La comtesse se remit à écrire et lut à haute voix:

– «Je déclare qu’au mois de février 1827, le nommé…» La Chouette avait tiré son stylet.

Déjà elle le levait pour frapper sa victime entre les deux épaules…

Sarah se retourna de nouveau.

La Chouette, pour n’être pas surprise, appuya prestement sa main droite armée sur le dossier du fauteuil de Sarah et se pencha vers elle afin de répondre à sa nouvelle question.

– J’ai oublié le nom de l’homme qui vous a confié l’enfant, dit la comtesse.

– Pierre Tournemine, répondit la Chouette.

– «Pierre Tournemine», répéta Sarah en continuant d’écrire, «actuellement au bagne de Rochefort m’a remis un enfant qui lui avait été confié par la femme de charge du…»

La comtesse ne put achever…

La Chouette, après s’être doucement débarrassée de son cabas en le laissant couler à ses pieds, s’était jetée sur la comtesse avec autant de rapidité que de furie, de sa main gauche l’avait saisie à la nuque, et, lui appuyant le visage sur la table, lui avait, de sa main droite, planté le stylet entre les deux épaules…

Cet abominable meurtre fut exécuté si brusquement que la comtesse ne poussa pas un cri, pas une plainte.

Toujours assise, elle resta le haut du corps et le front sur la table. Sa plume s’échappa de sa main.

– Le même coup que Fourline… au petit vieillard de la rue du Roule, dit le monstre. Encore une qui ne parlera plus… son compte est fait.

Et la Chouette, s’emparant à la hâte des pierreries, qu’elle jeta dans son cabas, ne s’aperçut pas que sa victime respirait encore.

Le meurtre et le vol accomplis, l’horrible vieille ouvrit la porte vitrée, disparut rapidement dans l’allée d’arbres verts, sortit par la petite porte de la ruelle et gagna les terrains déserts.

Près de l’Observatoire, elle prit un fiacre qui la conduisit chez Bras-Rouge, aux Champs-Élysées.
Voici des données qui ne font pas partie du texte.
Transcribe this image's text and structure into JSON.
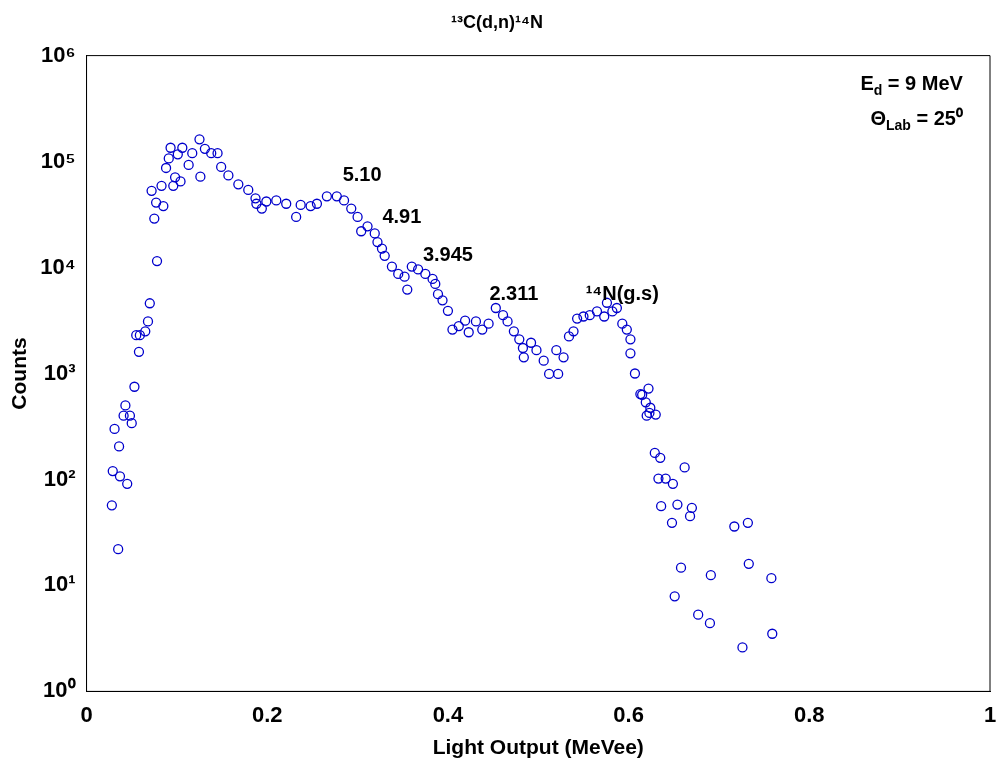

La veuve Martial, Nicolas, Calebasse et Barbillon avaient, on le sait, donné rendez-vous à la Chouette dans ce repaire pour voler et tuer la courtière en diamants.

V L’agent de sûreté

Le lecteur connaît déjà le cabaret du Cœur-Saignant, situé aux Champs-Élysées, proche le Cours-la-Reine, dans l’un des vastes fossés qui avoisinaient cette promenade il y a quelques années.

Les habitants de l’île du Ravageur n’avaient pas encore paru.
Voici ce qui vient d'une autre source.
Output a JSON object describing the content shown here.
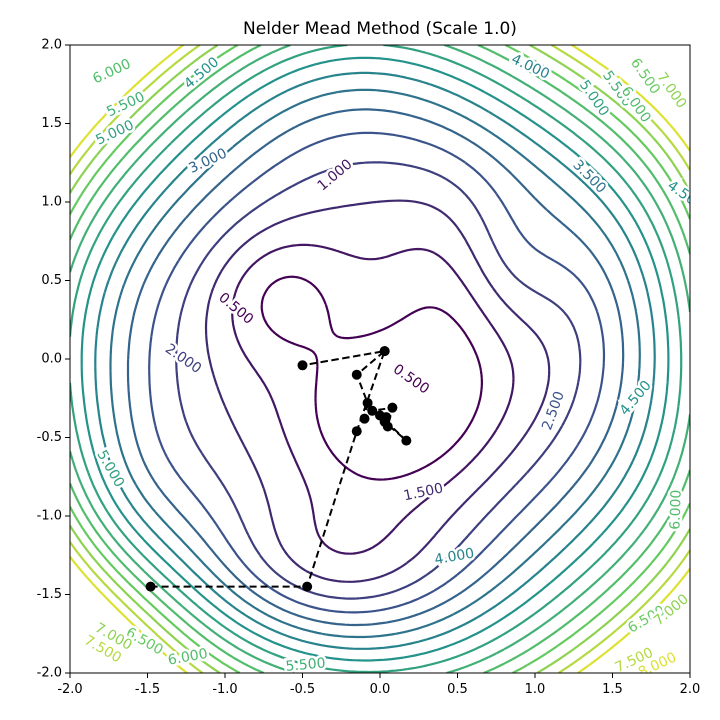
{
  "chart_data": {
    "type": "contour",
    "title": "Nelder Mead Method (Scale 1.0)",
    "xlabel": "",
    "ylabel": "",
    "xlim": [
      -2.0,
      2.0
    ],
    "ylim": [
      -2.0,
      2.0
    ],
    "x_ticks": [
      "-2.0",
      "-1.5",
      "-1.0",
      "-0.5",
      "0.0",
      "0.5",
      "1.0",
      "1.5",
      "2.0"
    ],
    "y_ticks": [
      "-2.0",
      "-1.5",
      "-1.0",
      "-0.5",
      "0.0",
      "0.5",
      "1.0",
      "1.5",
      "2.0"
    ],
    "grid": false,
    "contour_levels": [
      0.5,
      1.0,
      1.5,
      2.0,
      2.5,
      3.0,
      3.5,
      4.0,
      4.5,
      5.0,
      5.5,
      6.0,
      6.5,
      7.0,
      7.5,
      8.0
    ],
    "contour_labels": [
      {
        "text": "0.500",
        "x": -0.93,
        "y": 0.32,
        "level": 0.5,
        "angle": 40
      },
      {
        "text": "0.500",
        "x": 0.2,
        "y": -0.13,
        "level": 0.5,
        "angle": 35
      },
      {
        "text": "1.000",
        "x": -0.29,
        "y": 1.17,
        "level": 1.0,
        "angle": -40
      },
      {
        "text": "1.500",
        "x": 0.28,
        "y": -0.85,
        "level": 1.5,
        "angle": -12
      },
      {
        "text": "2.000",
        "x": -1.27,
        "y": 0.0,
        "level": 2.0,
        "angle": 35
      },
      {
        "text": "2.500",
        "x": 1.12,
        "y": -0.33,
        "level": 2.5,
        "angle": -70
      },
      {
        "text": "3.000",
        "x": -1.11,
        "y": 1.26,
        "level": 3.0,
        "angle": -25
      },
      {
        "text": "3.500",
        "x": 1.35,
        "y": 1.16,
        "level": 3.5,
        "angle": 45
      },
      {
        "text": "4.000",
        "x": 0.97,
        "y": 1.86,
        "level": 4.0,
        "angle": 25
      },
      {
        "text": "4.000",
        "x": 0.48,
        "y": -1.26,
        "level": 4.0,
        "angle": -10
      },
      {
        "text": "4.500",
        "x": -1.15,
        "y": 1.82,
        "level": 4.5,
        "angle": -40
      },
      {
        "text": "4.500",
        "x": 1.65,
        "y": -0.25,
        "level": 4.5,
        "angle": -50
      },
      {
        "text": "4.500",
        "x": 1.97,
        "y": 1.04,
        "level": 4.5,
        "angle": 35
      },
      {
        "text": "5.000",
        "x": -1.71,
        "y": 1.44,
        "level": 5.0,
        "angle": -25
      },
      {
        "text": "5.000",
        "x": -1.74,
        "y": -0.7,
        "level": 5.0,
        "angle": 60
      },
      {
        "text": "5.000",
        "x": 1.38,
        "y": 1.66,
        "level": 5.0,
        "angle": 55
      },
      {
        "text": "5.500",
        "x": -1.64,
        "y": 1.62,
        "level": 5.5,
        "angle": -25
      },
      {
        "text": "5.500",
        "x": -0.48,
        "y": -1.95,
        "level": 5.5,
        "angle": -5
      },
      {
        "text": "5.500",
        "x": 1.53,
        "y": 1.72,
        "level": 5.5,
        "angle": 55
      },
      {
        "text": "6.000",
        "x": -1.73,
        "y": 1.83,
        "level": 6.0,
        "angle": -25
      },
      {
        "text": "6.000",
        "x": -1.24,
        "y": -1.9,
        "level": 6.0,
        "angle": -10
      },
      {
        "text": "6.000",
        "x": 1.65,
        "y": 1.62,
        "level": 6.0,
        "angle": 55
      },
      {
        "text": "6.000",
        "x": 1.91,
        "y": -0.96,
        "level": 6.0,
        "angle": -88
      },
      {
        "text": "6.500",
        "x": -1.52,
        "y": -1.8,
        "level": 6.5,
        "angle": 30
      },
      {
        "text": "6.500",
        "x": 1.71,
        "y": 1.8,
        "level": 6.5,
        "angle": 55
      },
      {
        "text": "6.500",
        "x": 1.72,
        "y": -1.66,
        "level": 6.5,
        "angle": -30
      },
      {
        "text": "7.000",
        "x": -1.72,
        "y": -1.77,
        "level": 7.0,
        "angle": 30
      },
      {
        "text": "7.000",
        "x": 1.88,
        "y": 1.71,
        "level": 7.0,
        "angle": 55
      },
      {
        "text": "7.000",
        "x": 1.88,
        "y": -1.6,
        "level": 7.0,
        "angle": -40
      },
      {
        "text": "7.500",
        "x": -1.79,
        "y": -1.85,
        "level": 7.5,
        "angle": 30
      },
      {
        "text": "7.500",
        "x": 1.64,
        "y": -1.92,
        "level": 7.5,
        "angle": -25
      },
      {
        "text": "8.000",
        "x": 1.79,
        "y": -1.95,
        "level": 8.0,
        "angle": -25
      }
    ],
    "optimizer_path": {
      "x": [
        -1.48,
        -0.47,
        -0.15,
        0.03,
        -0.5,
        0.03,
        -0.15,
        -0.08,
        -0.1,
        -0.05,
        0.08,
        0.05,
        0.0,
        0.17,
        0.03,
        0.03,
        0.04
      ],
      "y": [
        -1.45,
        -1.45,
        -0.46,
        0.05,
        -0.04,
        0.05,
        -0.1,
        -0.28,
        -0.38,
        -0.33,
        -0.31,
        -0.43,
        -0.36,
        -0.52,
        -0.4,
        -0.38,
        -0.37
      ]
    }
  }
}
Depuis le départ de Bradamanti, qui avait, on le sait, accompagné la belle-mère de Mme d’Harville en Normandie, Tortillard était revenu chez son père.

Placé en vedette en haut de l’escalier, le petit boiteux devait signaler l’arrivée des Martial par un cri convenu, Bras-Rouge étant alors en conférence secrète avec un agent de sûreté nommé Narcisse Borel que l’on se souvient peut-être d’avoir vu au tapis-franc de l’ogresse, lorsqu’il y vint arrêter deux scélérats accusés de meurtre.

Cet agent, homme de quarante ans environ, vigoureux et trapu, avait le teint coloré, l’œil fin et perçant, la figure complètement rasée, afin de pouvoir prendre divers déguisements nécessaires à ses dangereuses expéditions; car il lui fallait souvent joindre la souplesse de transfiguration du comédien au courage et à l’énergie du soldat pour parvenir à s’emparer de certains bandits contre lesquels il devait lutter de ruse et de détermination. Narcisse Borel était, en un mot, l’un des instruments les plus utiles, les plus actifs de cette Providence au petit pied, appelée modestement et vulgairement la Police.